Censor lags at times, but its mood sustains its pace even when its story doesn’t. Bailey-Bond plumbs the depths of human suffering for an incisive portrait of grief (a common theme of this year’s Sundance) and the lies we tell ourselves to cope - both consciously and sub-consciously. The final image is the most haunting of the festival, and heralds great things to come for both Algar and Bailey-Bond.


Flee

Courtesy of Sundance Institute

Flee, an innovative, animated documentary from Jonas Poher Rasmussen, grabs you by the collar in the opening minutes and never lets go. Rasmussen interviews a refugee about his lifelong journey - both physically harrowing and psychologically tumultuous - and recreates the events through animation. The interviewee himself is animated, one of several measures that Rasmussen takes to protect his identity. Amin, as we know him, faces the camera with stunning frankness and vulnerability, peeling back the layers of his life and his story with dramatic honesty. Flee offers sensitive, non-exploitative filmmaking from Rasmussen, a welcome arrival in the era of sensationalist real-life documentaries - at least one of which joined Flee at Sundance 2021. It’s one of the best films of the festival.


CODA

Courtesy of Sundance Institute

You've seen a movie like CODA before. A big-tent, comedic tear-jerker that looks you directly in the eye and wears its heart on its sleeve, CODA adheres closely to the Sundance model. But I'm not sure if you've seen a movie that perfects that model as flawlessly as Sian Heder's sophomore directorial effort. In this year's opening film, Heder infuses every moment with an unmatched vibrancy, reflecting that life off of her dynamic ensemble cast.
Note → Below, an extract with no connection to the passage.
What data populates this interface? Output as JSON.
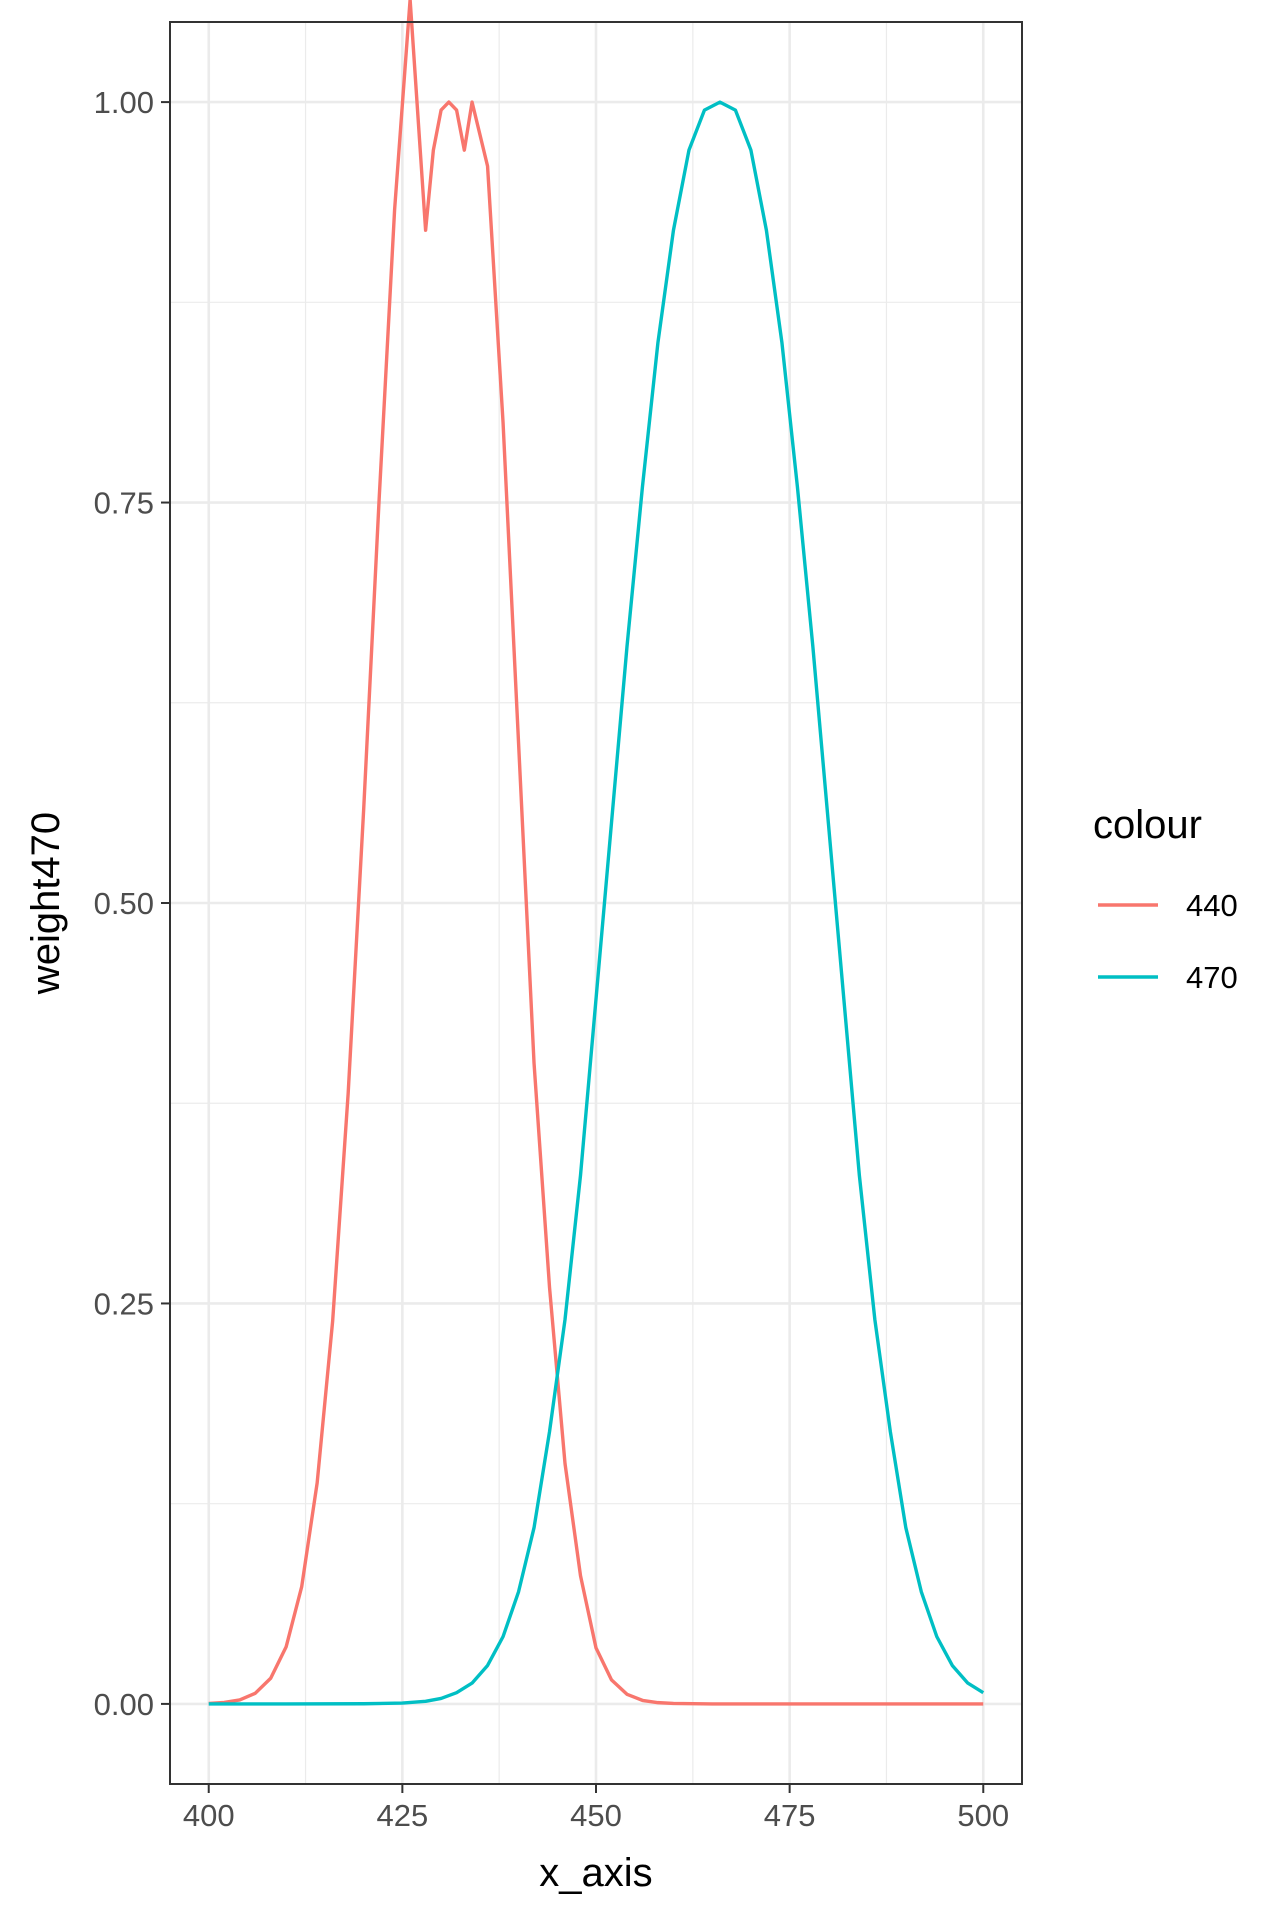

Emilia Jones delivers what should be a star-making performance as a child of deaf adults (the acronym that gives the film its title), though it's Troy Kotsur, playing her father, that steals nearly every scene he's in. And if you somehow manage to finish your viewing without a tear-stained smile plastered across your face - well, let's just say there's a reason CODA sold for a festival-record $25 million.